Menno ter Braak
aan
H.A. Gomperts

Den Haag, 13 januari 1939

Den Haag, 13 Jan.

 

B.G.

Aangezien je met zooveel interesse geluisterd hebt naar mijn biecht over de Haagsche Post, wil ik je even laten weten, dat ik vandaag definitief van het aanbod heb afgezien. De directie wilde geen enkele verandering boven het tegenwoordige niveau in overweging nemen, en met de tegenwoordige methode bv. van boeken ‘bespreken’ doorgaan heeft voor mij geen zin, het blijft dus voorshands bij het oude, waarmee ik vrede heb, afgezien van de fascisten aan Buitenland, die ik graag adieu had gezegd.

Mijn woedend protest tegen W.V. kreeg ik vandaag met een schrijven van mgr. Bomans terug; overigens nogal een aardig briefje, waarop ik direct geantwoord heb.

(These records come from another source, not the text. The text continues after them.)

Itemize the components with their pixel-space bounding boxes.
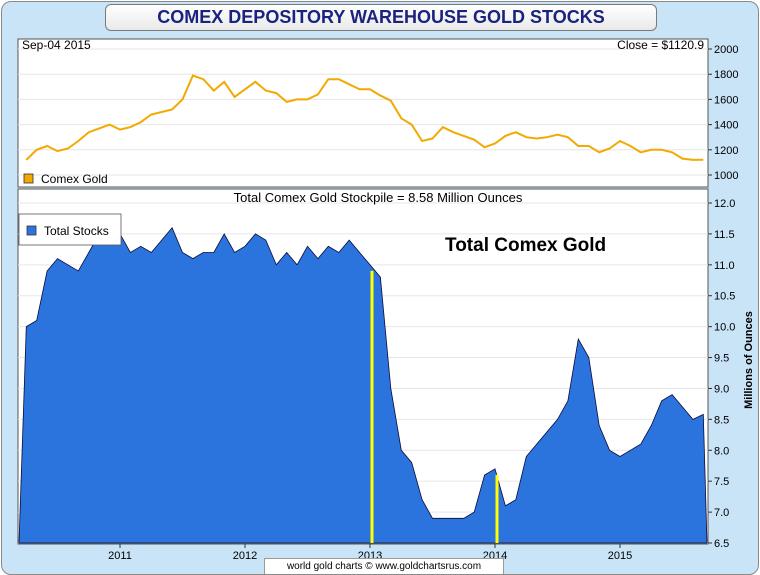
stocks-legend-swatch <box>26 225 37 236</box>
stock-y-tick-label: 7.5 <box>714 476 729 488</box>
gold-y-tick-label: 2000 <box>714 44 738 56</box>
highlight-markers <box>370 270 499 543</box>
stock-x-tick-label: 2012 <box>233 550 257 562</box>
stock-y-tick-label: 6.5 <box>714 538 729 550</box>
total-stocks-area <box>18 226 708 544</box>
stock-y-tick-label: 8.0 <box>714 445 729 457</box>
close-label: Close = $1120.9 <box>617 38 704 52</box>
gold-price-y-axis: 2000 1800 1600 1400 1200 1000 <box>708 44 738 182</box>
chart-title: COMEX DEPOSITORY WAREHOUSE GOLD STOCKS <box>105 4 657 31</box>
stock-y-tick-label: 9.0 <box>714 383 729 395</box>
stock-y-tick-label: 8.5 <box>714 414 729 426</box>
source-footer: world gold charts © www.goldchartsrus.co… <box>264 558 504 574</box>
stock-y-tick-label: 7.0 <box>714 507 729 519</box>
stock-y-tick-label: 11.0 <box>714 260 735 272</box>
stockpile-y-axis-label: Millions of Ounces <box>743 311 755 409</box>
stockpile-annotation: Total Comex Gold <box>445 235 606 256</box>
stockpile-y-axis: 12.0 11.5 11.0 10.5 10.0 9.5 9.0 8.5 8.0 7.5 7.0 6.… <box>708 198 735 550</box>
gold-y-tick-label: 1000 <box>714 170 738 182</box>
stocks-legend-label: Total Stocks <box>44 224 109 238</box>
gold-y-tick-label: 1800 <box>714 69 738 81</box>
stock-y-tick-label: 10.0 <box>714 322 735 334</box>
stock-x-tick-label: 2011 <box>108 550 132 562</box>
gold-price-series-line <box>25 74 704 161</box>
gold-legend-label: Comex Gold <box>41 172 108 186</box>
stockpile-subtitle: Total Comex Gold Stockpile = 8.58 Millio… <box>234 190 523 205</box>
stock-x-tick-label: 2015 <box>608 550 632 562</box>
gold-y-tick-label: 1200 <box>714 145 738 157</box>
stock-y-tick-label: 11.5 <box>714 229 735 241</box>
gold-y-tick-label: 1400 <box>714 120 738 132</box>
stock-y-tick-label: 10.5 <box>714 291 735 303</box>
stock-y-tick-label: 12.0 <box>714 198 735 210</box>
stock-y-tick-label: 9.5 <box>714 353 729 365</box>
gold-price-panel <box>17 38 709 188</box>
gold-y-tick-label: 1600 <box>714 94 738 106</box>
gold-price-grid <box>18 48 708 176</box>
gold-legend-swatch <box>23 173 34 184</box>
date-label: Sep-04 2015 <box>22 38 91 52</box>
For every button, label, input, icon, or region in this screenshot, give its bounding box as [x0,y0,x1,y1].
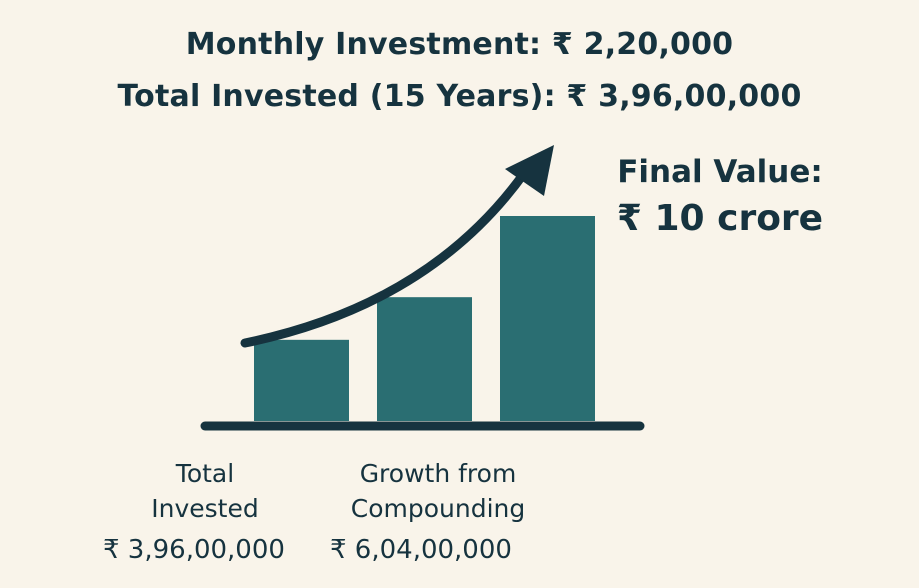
monthly-investment-title: Monthly Investment: ₹ 2,20,000 [185,27,734,62]
total-invested-label-line1: Total [175,459,235,488]
bar-final-value [500,216,595,421]
total-invested-title: Total Invested (15 Years): ₹ 3,96,00,000 [117,79,802,114]
total-invested-value: ₹ 3,96,00,000 [103,535,285,565]
total-invested-label: Total Invested [100,456,310,526]
arrow-head-icon [505,145,554,196]
trend-arrow-icon [240,167,530,348]
growth-value: ₹ 6,04,00,000 [330,535,512,565]
growth-label-line2: Compounding [350,494,526,523]
bar-growth-from-compounding [377,297,472,421]
bar-total-invested [254,339,349,421]
growth-label: Growth from Compounding [318,456,558,526]
final-value-amount: ₹ 10 crore [616,198,824,239]
growth-label-line1: Growth from [359,459,517,488]
bars-group [254,216,595,421]
total-invested-label-line2: Invested [151,494,259,523]
final-value-label: Final Value: [617,154,823,190]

Bij herlezing vond ik mijn stuk ook erg beroerd uitgevallen, en in zooverre heb ik er niets op tegen, dat, blijkens een brief van Van Krimpen, ‘politieke overwegingen’ (ook hier al?) de plaatsing onwenschelijk maakten; de impuls, die mij naar de pen deed grijpen, betreur ik alleen in het geheel niet, ik had (als ik het had willen doen) slechts wat langer moeten wachten, tot de ‘kreet’ ook een snijdende ‘critiek’ was geworden.

Maar vanwaar die politieke voorzichtigheid in de P.C.-redactie? Misschien had ik met het artikeltje geen eer ingelegd, maar de redactie had toch niet de verplichting zich met de strekking te identificeeren?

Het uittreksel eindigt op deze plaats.